Digital Epidemic: CoronaVirus vs CoViper

Against the backdrop of the coronavirus pandemic, there is a feeling that a no less large-scale digital epidemic has flared up along with it [1] . The growth rate of the number of phishing sites, spam, fraudulent resources, malvari and the like malicious activity causes serious concern. About the scope of the created lawlessness says the news that "extortionists promise not to attack medical institutions" [2] . Yes, exactly like this: those who defend people's lives and health during a pandemic are also attacked by malicious software, as it was in the Czech Republic, where CoViper ransomware disrupted several hospitals [3] .
There is a desire to understand what ransomware exploiting coronavirus topics are and why they appear so quickly. On the network, malware samples were found - CoViper and CoronaVirus, which attacked many computers, including in public hospitals and medical centers.
Both of these executable files are in Portable Executable format, which means that they are aimed at Windows. They are also compiled for x86. It is noteworthy that they are very similar to each other, only CoViper is written in Delphi, as evidenced by the compilation date of June 19, 1992 and the names of the sections, and CoronaVirus in C. Both are representatives of encryptors.
Ransomware ransomware or ransomware is a program that, when it reaches the victim’s computer, encrypts user files, disrupts the normal process of loading the operating system, and informs the user that he needs to pay the attackers to decrypt.
After starting the program, they search for user files on the computer and encrypt them. They perform a search using standard API functions, examples of which can be easily found on MSDN [4] .


Fig. 1 Search for user files

After some time, they restart the computer and display a similar message about locking the computer.

Fig. 2 Blocking message

To disrupt the boot process of the operating system, encryptors use a simple technique for modifying the boot record (MBR) [5] using the Windows API.

Fig. 3 Modification of boot record.

Many other ransomware SmartRansom, Maze, ONI Ransomware, Bioskits, MBRlock Ransomware, HDDCryptor Ransomware, RedBoot, UselessDisk use this method of computer output. The implementation of MBR rewriting is available to the general public with the advent of source codes for programs such as MBR Locker on the network.
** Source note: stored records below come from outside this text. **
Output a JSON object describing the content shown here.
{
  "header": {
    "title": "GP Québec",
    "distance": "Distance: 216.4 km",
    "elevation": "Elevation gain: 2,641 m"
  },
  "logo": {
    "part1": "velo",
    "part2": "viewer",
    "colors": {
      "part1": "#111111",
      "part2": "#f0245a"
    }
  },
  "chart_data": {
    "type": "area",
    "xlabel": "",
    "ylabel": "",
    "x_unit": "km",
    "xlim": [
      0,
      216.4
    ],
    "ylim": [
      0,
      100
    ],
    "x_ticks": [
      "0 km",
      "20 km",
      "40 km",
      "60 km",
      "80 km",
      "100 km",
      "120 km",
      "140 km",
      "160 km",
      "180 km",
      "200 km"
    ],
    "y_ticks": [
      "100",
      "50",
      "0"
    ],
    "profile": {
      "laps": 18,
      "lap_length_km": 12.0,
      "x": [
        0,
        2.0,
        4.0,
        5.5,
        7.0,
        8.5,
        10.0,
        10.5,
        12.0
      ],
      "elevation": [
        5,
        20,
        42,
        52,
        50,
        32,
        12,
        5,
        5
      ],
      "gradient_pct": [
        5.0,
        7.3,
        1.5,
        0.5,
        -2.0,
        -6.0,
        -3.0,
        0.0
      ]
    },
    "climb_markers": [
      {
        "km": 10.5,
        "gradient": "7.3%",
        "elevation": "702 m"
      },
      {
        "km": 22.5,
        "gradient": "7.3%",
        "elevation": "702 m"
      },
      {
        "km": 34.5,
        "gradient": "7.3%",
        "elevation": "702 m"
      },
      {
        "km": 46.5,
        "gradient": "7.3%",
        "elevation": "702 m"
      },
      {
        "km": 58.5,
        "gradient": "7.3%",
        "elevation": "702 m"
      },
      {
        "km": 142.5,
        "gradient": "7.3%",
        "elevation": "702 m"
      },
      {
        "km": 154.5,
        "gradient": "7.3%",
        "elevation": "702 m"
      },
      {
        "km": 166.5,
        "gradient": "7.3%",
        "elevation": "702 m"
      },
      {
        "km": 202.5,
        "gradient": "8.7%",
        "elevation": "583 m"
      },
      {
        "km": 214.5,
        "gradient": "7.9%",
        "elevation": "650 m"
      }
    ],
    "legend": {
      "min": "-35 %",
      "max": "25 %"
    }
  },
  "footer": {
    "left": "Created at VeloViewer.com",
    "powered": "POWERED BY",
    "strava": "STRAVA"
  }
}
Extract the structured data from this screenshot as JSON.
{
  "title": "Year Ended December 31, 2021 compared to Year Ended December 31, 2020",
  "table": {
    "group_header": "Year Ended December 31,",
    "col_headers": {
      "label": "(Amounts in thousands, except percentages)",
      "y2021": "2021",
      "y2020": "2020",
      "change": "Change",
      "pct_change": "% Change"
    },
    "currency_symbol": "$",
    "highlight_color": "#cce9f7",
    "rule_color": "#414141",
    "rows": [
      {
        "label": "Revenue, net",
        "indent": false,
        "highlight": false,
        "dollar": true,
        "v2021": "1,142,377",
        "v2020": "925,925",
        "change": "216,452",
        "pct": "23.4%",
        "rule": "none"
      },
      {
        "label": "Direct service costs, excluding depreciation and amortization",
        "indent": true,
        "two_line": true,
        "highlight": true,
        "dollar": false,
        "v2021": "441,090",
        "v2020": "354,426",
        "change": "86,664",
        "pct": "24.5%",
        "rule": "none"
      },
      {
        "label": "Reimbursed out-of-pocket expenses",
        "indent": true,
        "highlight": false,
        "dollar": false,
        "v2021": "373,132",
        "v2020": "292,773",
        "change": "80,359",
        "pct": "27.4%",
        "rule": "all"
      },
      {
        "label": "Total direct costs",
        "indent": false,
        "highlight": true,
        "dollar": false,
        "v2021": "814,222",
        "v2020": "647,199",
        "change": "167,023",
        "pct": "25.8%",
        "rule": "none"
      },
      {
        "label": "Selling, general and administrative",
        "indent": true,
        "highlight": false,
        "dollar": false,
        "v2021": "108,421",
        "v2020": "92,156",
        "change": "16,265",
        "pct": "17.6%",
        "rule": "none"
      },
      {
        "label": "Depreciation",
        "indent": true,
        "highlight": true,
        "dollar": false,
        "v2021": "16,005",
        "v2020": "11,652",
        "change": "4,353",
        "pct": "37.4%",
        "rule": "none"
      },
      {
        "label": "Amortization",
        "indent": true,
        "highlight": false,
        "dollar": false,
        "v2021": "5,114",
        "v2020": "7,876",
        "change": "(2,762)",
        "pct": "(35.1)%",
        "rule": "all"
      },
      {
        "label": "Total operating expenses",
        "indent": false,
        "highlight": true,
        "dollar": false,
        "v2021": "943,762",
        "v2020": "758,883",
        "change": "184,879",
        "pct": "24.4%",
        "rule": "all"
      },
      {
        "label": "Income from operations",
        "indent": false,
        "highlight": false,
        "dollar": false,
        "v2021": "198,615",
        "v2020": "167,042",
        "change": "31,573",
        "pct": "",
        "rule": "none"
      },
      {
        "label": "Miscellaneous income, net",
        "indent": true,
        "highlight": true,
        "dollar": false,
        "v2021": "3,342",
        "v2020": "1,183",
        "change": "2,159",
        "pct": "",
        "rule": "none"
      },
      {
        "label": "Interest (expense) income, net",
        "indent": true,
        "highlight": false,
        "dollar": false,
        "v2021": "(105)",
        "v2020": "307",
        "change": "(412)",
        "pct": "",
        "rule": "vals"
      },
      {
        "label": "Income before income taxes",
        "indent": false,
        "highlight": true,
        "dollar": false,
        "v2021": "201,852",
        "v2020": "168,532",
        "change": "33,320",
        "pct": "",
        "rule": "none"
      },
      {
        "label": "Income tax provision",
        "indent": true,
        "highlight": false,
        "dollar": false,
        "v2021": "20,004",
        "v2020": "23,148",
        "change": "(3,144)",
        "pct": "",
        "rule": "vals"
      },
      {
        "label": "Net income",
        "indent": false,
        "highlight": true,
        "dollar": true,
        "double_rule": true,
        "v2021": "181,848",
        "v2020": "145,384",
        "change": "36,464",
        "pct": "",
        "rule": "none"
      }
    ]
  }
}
In support of this, on GitHub [6] you can find a huge number of repositories with source code or finished projects for Visual Studio.
Compiling this code with GitHub [7], it turns out a program that crashes the user's computer in a few seconds. And it takes about five or ten minutes to assemble it.
It turns out that to collect malicious malware you do not need to have great skills or tools, anyone can do it anywhere. The code walks freely on the network and can easily multiply in such programs. It makes me think. This is a serious problem that requires intervention and certain measures.